Does this mean I shouldn’t have to take any further action i.e. the permalinks issue should inherently be addressed in Caddy V2? If so, ideas on how to proceed from here e.g. debug?

OK. I’m still getting my head around this. Sometimes {URI} is used as in…

rewrite @subdir /my_subdir{uri}

I’ve recently become comfortable with this after you explained it to me in Www handling - Use the same multiple site definition or use redirection? - #10 by francislavoie
Now you’re indicating sometimes I need to be more specific and use a subset of the URI. I need to think about this a bit more. How do I decide when I should use one or the other?
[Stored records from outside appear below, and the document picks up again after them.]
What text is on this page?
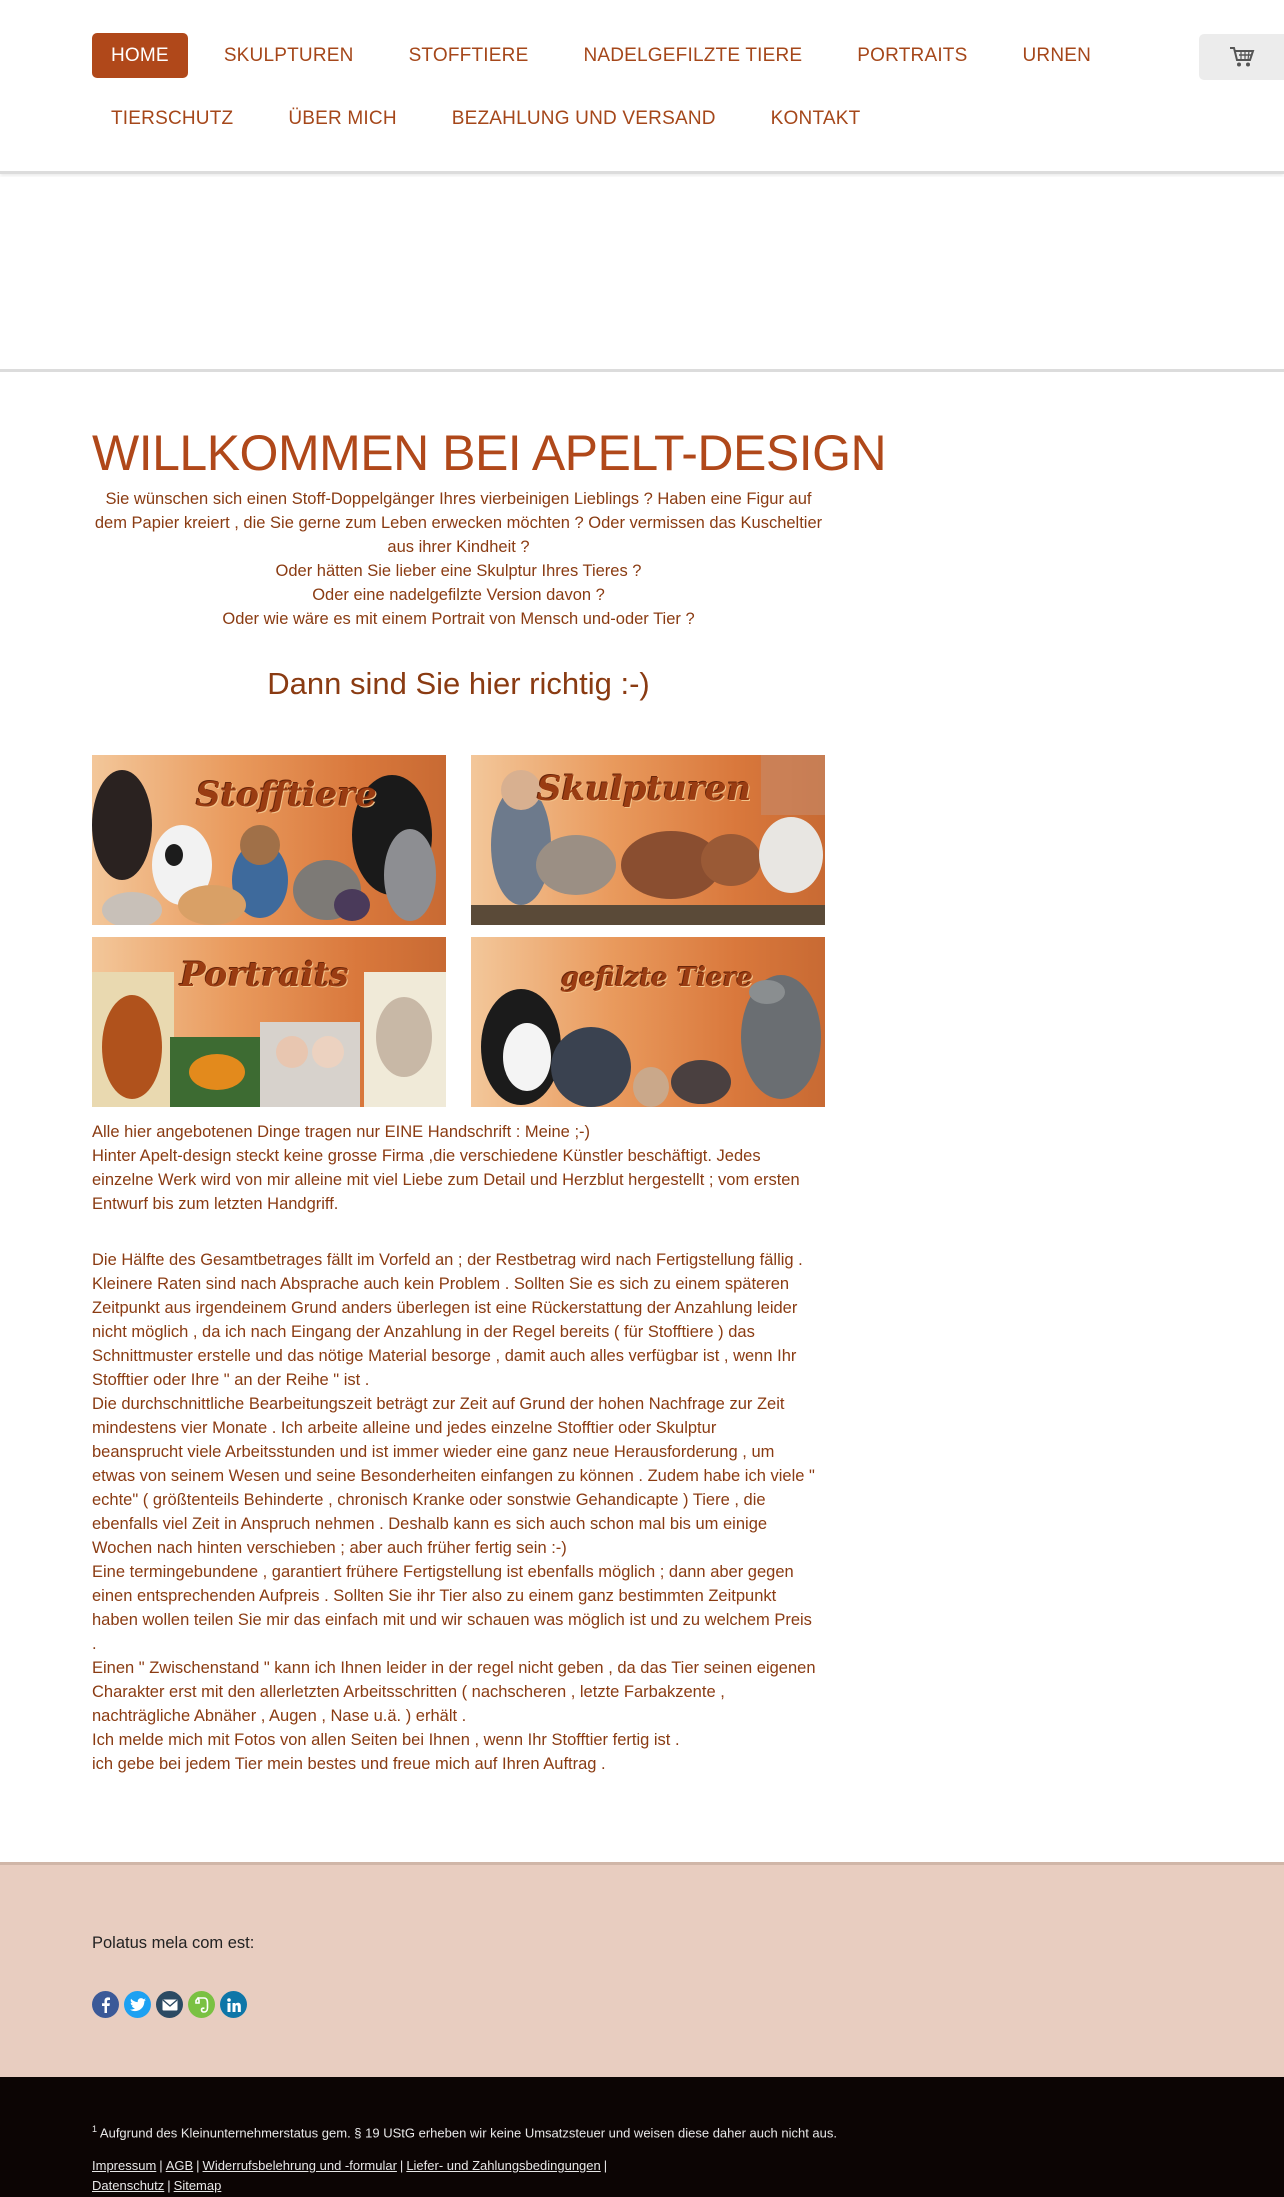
HOME	SKULPTUREN	STOFFTIERE	NADELGEFILZTE TIERE	PORTRAITS	URNEN
TIERSCHUTZ	ÜBER MICH	BEZAHLUNG UND VERSAND	KONTAKT
WILLKOMMEN BEI APELT-DESIGN
Sie wünschen sich einen Stoff-Doppelgänger Ihres vierbeinigen Lieblings ? Haben eine Figur auf
dem Papier kreiert , die Sie gerne zum Leben erwecken möchten ? Oder vermissen das Kuscheltier
aus ihrer Kindheit ?
Oder hätten Sie lieber eine Skulptur Ihres Tieres ?
Oder eine nadelgefilzte Version davon ?
Oder wie wäre es mit einem Portrait von Mensch und-oder Tier ?
Dann sind Sie hier richtig :-)
Stofftiere	Skulpturen
Portraits	gefilzte Tiere
Alle hier angebotenen Dinge tragen nur EINE Handschrift : Meine ;-)
Hinter Apelt-design steckt keine grosse Firma ,die verschiedene Künstler beschäftigt. Jedes
einzelne Werk wird von mir alleine mit viel Liebe zum Detail und Herzblut hergestellt ; vom ersten
Entwurf bis zum letzten Handgriff.
Die Hälfte des Gesamtbetrages fällt im Vorfeld an ; der Restbetrag wird nach Fertigstellung fällig .
Kleinere Raten sind nach Absprache auch kein Problem . Sollten Sie es sich zu einem späteren
Zeitpunkt aus irgendeinem Grund anders überlegen ist eine Rückerstattung der Anzahlung leider
nicht möglich , da ich nach Eingang der Anzahlung in der Regel bereits ( für Stofftiere ) das
Schnittmuster erstelle und das nötige Material besorge , damit auch alles verfügbar ist , wenn Ihr
Stofftier oder Ihre " an der Reihe " ist .
Die durchschnittliche Bearbeitungszeit beträgt zur Zeit auf Grund der hohen Nachfrage zur Zeit
mindestens vier Monate . Ich arbeite alleine und jedes einzelne Stofftier oder Skulptur
beansprucht viele Arbeitsstunden und ist immer wieder eine ganz neue Herausforderung , um
etwas von seinem Wesen und seine Besonderheiten einfangen zu können . Zudem habe ich viele "
echte" ( größtenteils Behinderte , chronisch Kranke oder sonstwie Gehandicapte ) Tiere , die
ebenfalls viel Zeit in Anspruch nehmen . Deshalb kann es sich auch schon mal bis um einige
Wochen nach hinten verschieben ; aber auch früher fertig sein :-)
Eine termingebundene , garantiert frühere Fertigstellung ist ebenfalls möglich ; dann aber gegen
einen entsprechenden Aufpreis . Sollten Sie ihr Tier also zu einem ganz bestimmten Zeitpunkt
haben wollen teilen Sie mir das einfach mit und wir schauen was möglich ist und zu welchem Preis
.
Einen " Zwischenstand " kann ich Ihnen leider in der regel nicht geben , da das Tier seinen eigenen
Charakter erst mit den allerletzten Arbeitsschritten ( nachscheren , letzte Farbakzente ,
nachträgliche Abnäher , Augen , Nase u.ä. ) erhält .
Ich melde mich mit Fotos von allen Seiten bei Ihnen , wenn Ihr Stofftier fertig ist .
ich gebe bei jedem Tier mein bestes und freue mich auf Ihren Auftrag .
Polatus mela com est:
$^1$ Aufgrund des Kleinunternehmerstatus gem. § 19 UStG erheben wir keine Umsatzsteuer und weisen diese daher auch nicht aus.
Impressum | AGB | Widerrufsbelehrung und -formular | Liefer- und Zahlungsbedingungen |
Datenschutz | Sitemap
{uri} is the entire URI (path + query). Use that if you want to prefix it with something. {path} is just the path. {query} is just the query.

The way the fastcgi transport works, Caddy sends the entire original URI as requested by the client (browser) as an environment variable to php-fpm, among many other environment variables.

But index.php is the actual script that runs. That script is the entrypoint to the PHP app. It will do routing based on multiple different factors, some apps do it differently than others. Sometimes the apps want the query to be preserved in the rewritten path, others will just look at the original request URI.

I don’t think {query} will make a difference in this case; I was just explaining what that Caddyfile snippet from v1 did.

Hopefully. I don’t use WordPress so I can’t say for sure. You’ll have to try it to find out. (IMO WordPress is badsadbad, I very much prefer frameworks like Laravel, or just rolling my own from well maintained, modern libraries)

This part:

	# If the requested file does not exist, try index files
	@indexFiles file {
		try_files {path} {path}/index.php index.php
		split_path .php
	}
	rewrite @indexFiles {http.matchers.file.relative}

Might need to be overwritten in this case as we’ve put the main site in an arbitrary subdirectory. e.g.

try_files {path} {path}/index.php /my_subdir/index.php

OK. I’ve learnt something new.

You may very well be right, but if this infografic is to be believed:

  1. WordPress powers 40% of the internet.
  2. Around 64% of CMS sites are WordPress.
  3. Around 28% of WordPress sites run e-commerce.
  4. Around 75% of hacked CMS sites were built on WordPress :flushed:

On that last point, I’d like to add that I’m so glad I have my WP sites sitting behind Caddy!

I think the reason WP is so popular is that it’s accessible to the average person (like myself) who isn’t comfortable rolling their own site.